Win–win strategy: zinc-ion anchoring crosslinked hydrogels and regulating electronic structure to achieve V3+/V4+/V5+ redox reaction of Na3V2(PO4)3 with high thermal stability and zero strain characteristics

Abstract

Poor conductivity and serious lattice distortion limit the development of Na₃V₂(PO₄)₃ (NVP). Meanwhile, a single redox reaction of V³⁺/V⁴⁺ leads to a relatively low capacity and energy for NVP. Beside, numerous studies consider NVP possesses excellent thermal stability but few verifies this by solid experimental data. Currently, an ingenious win–win strategy is proposed involving Zn²⁺-induced modification of the NVP system. Specifically, moderate Zn²⁺-substituted NVP attached in the Zn²⁺-anchored crosslinked chitosan hydrogel substrate is successfully synthesized. The replacement of V³⁺ by Zn²⁺ generates favorable P-type doping effects and then produces abundant hole carriers to modify the electronic structure of NVP, as demonstrated by the DFT calculations.
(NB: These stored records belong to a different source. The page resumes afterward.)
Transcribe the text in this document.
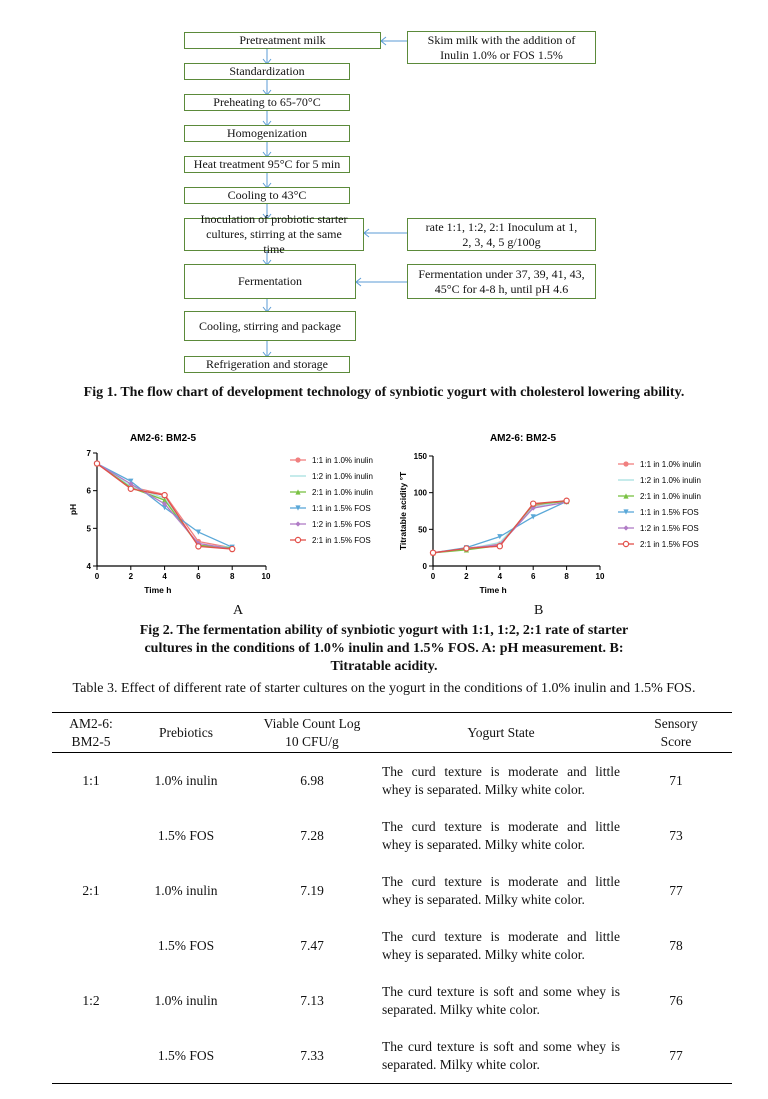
Pretreatment milk
Standardization
Preheating to 65-70°C
Homogenization
Heat treatment 95°C for 5 min
Cooling to 43°C
Inoculation of probiotic starter cultures, stirring at the same time
Fermentation
Cooling, stirring and package
Refrigeration and storage
Skim milk with the addition of Inulin 1.0% or FOS 1.5%
rate 1:1, 1:2, 2:1 Inoculum at 1, 2, 3, 4, 5 g/100g
Fermentation under 37, 39, 41, 43, 45°C for 4-8 h, until pH 4.6
Fig 1. The flow chart of development technology of synbiotic yogurt with cholesterol lowering ability.
AM2-6: BM2-5
0	2	4	6	8	10
4
5
6
7
Time h
pH
1:1 in 1.0% inulin
1:2 in 1.0% inulin
2:1 in 1.0% inulin
1:1 in 1.5% FOS
1:2 in 1.5% FOS
2:1 in 1.5% FOS
AM2-6: BM2-5
0	2	4	6	8	10
0
50
100
150
Time h
Titratable acidity °T
1:1 in 1.0% inulin
1:2 in 1.0% inulin
2:1 in 1.0% inulin
1:1 in 1.5% FOS
1:2 in 1.5% FOS
2:1 in 1.5% FOS
A	B
Fig 2. The fermentation ability of synbiotic yogurt with 1:1, 1:2, 2:1 rate of starter cultures in the conditions of 1.0% inulin and 1.5% FOS. A: pH measurement. B: Titratable acidity.
Table 3. Effect of different rate of starter cultures on the yogurt in the conditions of 1.0% inulin and 1.5% FOS.
AM2-6: BM2-5	Prebiotics	Viable Count Log 10 CFU/g	Yogurt State	Sensory Score
1:1	1.0% inulin	6.98	The curd texture is moderate and little whey is separated. Milky white color.	71
	1.5% FOS	7.28	The curd texture is moderate and little whey is separated. Milky white color.	73
2:1	1.0% inulin	7.19	The curd texture is moderate and little whey is separated. Milky white color.	77
	1.5% FOS	7.47	The curd texture is moderate and little whey is separated. Milky white color.	78
1:2	1.0% inulin	7.13	The curd texture is soft and some whey is separated. Milky white color.	76
	1.5% FOS	7.33	The curd texture is soft and some whey is separated. Milky white color.	77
Meanwhile, the Zn²⁺-anchored hydrogel forms a unique three-dimensional porous coral-like carbon matrix. Furthermore, in situ subsistent N/Cl elements from the hydrogel provide beneficial defects and active sites for Na⁺ storage. Deeply, the excellent chemical and structural stability of the optimized NVP/C-Znx@CHACC is confirmed by ex situ XPS (HCl Etched) and ex situ XRD. After undergoing a charge–discharge procedure, it maintains a 0.25% volume shrinkage rate, indicating nearly zero strain characteristics. In addition, a multi-redox reaction involving V³⁺/V⁴⁺/V⁵⁺ is activated, and the working mechanism is verified using ex situ XRD and electrochemical ex situ XPS. The newly generated V⁴⁺/V⁵⁺ couple results in a high voltage platform at 3.9 V, which is derived from the deintercalation of Na⁺ at the Na(1) site. Notably, an accelerating rate calorimeter (ARC) is utilized to evaluate the thermal stability and further quantify the thermal runaway temperature, indicating that the win–win strategy effectively elevates the safety property of SIBs.